Reduced immunity to measles in adults with major depressive disorder

• Published in: Psychological medicine Vol. 49; no. 2; pp. 243 - 249
• Main Authors: Ford, Bart N., Yolken, Robert H., Dickerson, Faith B., Teague, T. Kent, Irwin, Michael R., Paulus, Martin P., Savitz, Jonathan
• Format: Journal Article
• Language: English
• Published: Cambridge, UK Cambridge University Press 01.01.2019
• Subjects: Adolescents; Adult; Adults; Age; Age of Onset; Antibodies; Antibodies, Viral - blood; Bipolar disorder; Bipolar Disorder - blood; Bipolar Disorder - immunology; Brain research; Childhood; Children; Confidence intervals; Depressive Disorder, Major - blood; Depressive Disorder, Major - immunology; Depressive personality disorders; Emotional disorders; Female; Humans; Immunity; Immunization; Immunogenicity; Immunoglobulin G; Immunoglobulin G - immunology; Infections; Male; Measles; Measles - blood; Measles - immunology; Measles Vaccine - immunology; Mental depression; Middle Aged; Mood; Original Articles; Remission Induction; Severity; Vaccines; Viruses; Volunteers; Young Adult; United States > US; stress; Depression; infection; vaccine; major depressive disorder; measles
• ISSN: 0033-2917; 1469-8978
• DOI: 10.1017/S0033291718000661

Depression can impair the immunogenicity of vaccine administration in adults. Whereas many vaccinations are administered in childhood, it is not known whether adolescent or adult onset depression is associated with impairments in the maintenance of protection of childhood vaccines.
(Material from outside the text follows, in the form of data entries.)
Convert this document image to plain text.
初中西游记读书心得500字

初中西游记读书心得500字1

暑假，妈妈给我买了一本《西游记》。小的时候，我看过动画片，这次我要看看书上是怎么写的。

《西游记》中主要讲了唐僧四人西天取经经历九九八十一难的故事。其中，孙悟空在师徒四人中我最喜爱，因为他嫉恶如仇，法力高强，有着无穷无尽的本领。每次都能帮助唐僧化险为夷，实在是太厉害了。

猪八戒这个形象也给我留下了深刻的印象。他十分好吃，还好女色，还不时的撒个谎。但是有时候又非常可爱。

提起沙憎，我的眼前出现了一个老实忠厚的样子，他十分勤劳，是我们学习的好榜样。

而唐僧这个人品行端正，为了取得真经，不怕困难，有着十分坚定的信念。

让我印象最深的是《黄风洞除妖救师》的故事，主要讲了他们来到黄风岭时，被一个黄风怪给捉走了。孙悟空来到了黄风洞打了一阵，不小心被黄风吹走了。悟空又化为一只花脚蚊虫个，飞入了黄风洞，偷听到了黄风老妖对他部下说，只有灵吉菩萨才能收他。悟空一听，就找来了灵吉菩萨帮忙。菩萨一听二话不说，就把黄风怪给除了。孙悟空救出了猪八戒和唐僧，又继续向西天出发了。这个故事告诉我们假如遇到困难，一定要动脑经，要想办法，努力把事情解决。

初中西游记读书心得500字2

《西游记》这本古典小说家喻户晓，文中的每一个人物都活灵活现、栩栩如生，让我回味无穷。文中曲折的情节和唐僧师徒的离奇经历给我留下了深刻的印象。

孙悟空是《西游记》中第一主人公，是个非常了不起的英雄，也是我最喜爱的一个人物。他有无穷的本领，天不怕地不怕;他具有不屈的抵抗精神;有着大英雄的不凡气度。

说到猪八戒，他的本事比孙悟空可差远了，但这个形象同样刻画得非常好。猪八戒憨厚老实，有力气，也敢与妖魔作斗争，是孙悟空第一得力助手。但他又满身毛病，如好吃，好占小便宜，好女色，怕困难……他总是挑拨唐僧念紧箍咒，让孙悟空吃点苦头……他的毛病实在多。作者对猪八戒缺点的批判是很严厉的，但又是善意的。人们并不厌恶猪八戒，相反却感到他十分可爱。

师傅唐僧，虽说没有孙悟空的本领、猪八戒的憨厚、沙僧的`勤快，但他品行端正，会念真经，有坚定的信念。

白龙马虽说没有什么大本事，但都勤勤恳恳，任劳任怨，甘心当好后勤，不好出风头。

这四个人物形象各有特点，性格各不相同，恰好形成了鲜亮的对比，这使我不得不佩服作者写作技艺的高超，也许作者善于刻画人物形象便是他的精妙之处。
This study tested the hypothesis that individuals with adolescent or adult onset mood disorders would display compromised immunity to measles, a target of childhood vaccination. IgG antibodies to measles were quantified using a solid phase immunoassay in volunteers with bipolar disorder (BD, n = 64, mean age of onset = 16.6 ± 5.6), currently depressed individuals with major depressive disorder (cMDD, n = 85, mean age of onset = 17.9 ± 7.0), remitted individuals with a history of MDD (rMDD, n = 82, mean age of onset = 19.2 ± 8.6), and non-depressed comparison controls (HC, n = 202), all born after the introduction of the measles vaccine in the USA in 1963. Relative to HC, both the cMDD group (p = 0.021, adjusted odds ratios (OR) = 0.47, confidence interval (CI) = 0.24-0.90), and the rMDD group (p = 0.038, adjusted OR = 0.50, CI = 0.26-0.97) were less likely to test seropositive for measles. Compared with unmedicated MDD participants, currently medicated MDD participants had a longer lifetime duration of illness and were less likely to test seropositive for measles. Individuals with adolescent or adult onset MDD are less likely to test seropositive for measles. Because lower IgG titers are associated with increased risk of measles infection, MDD may increase the risk and severity of infection possibly because of impaired maintenance of vaccine-related protection from measles.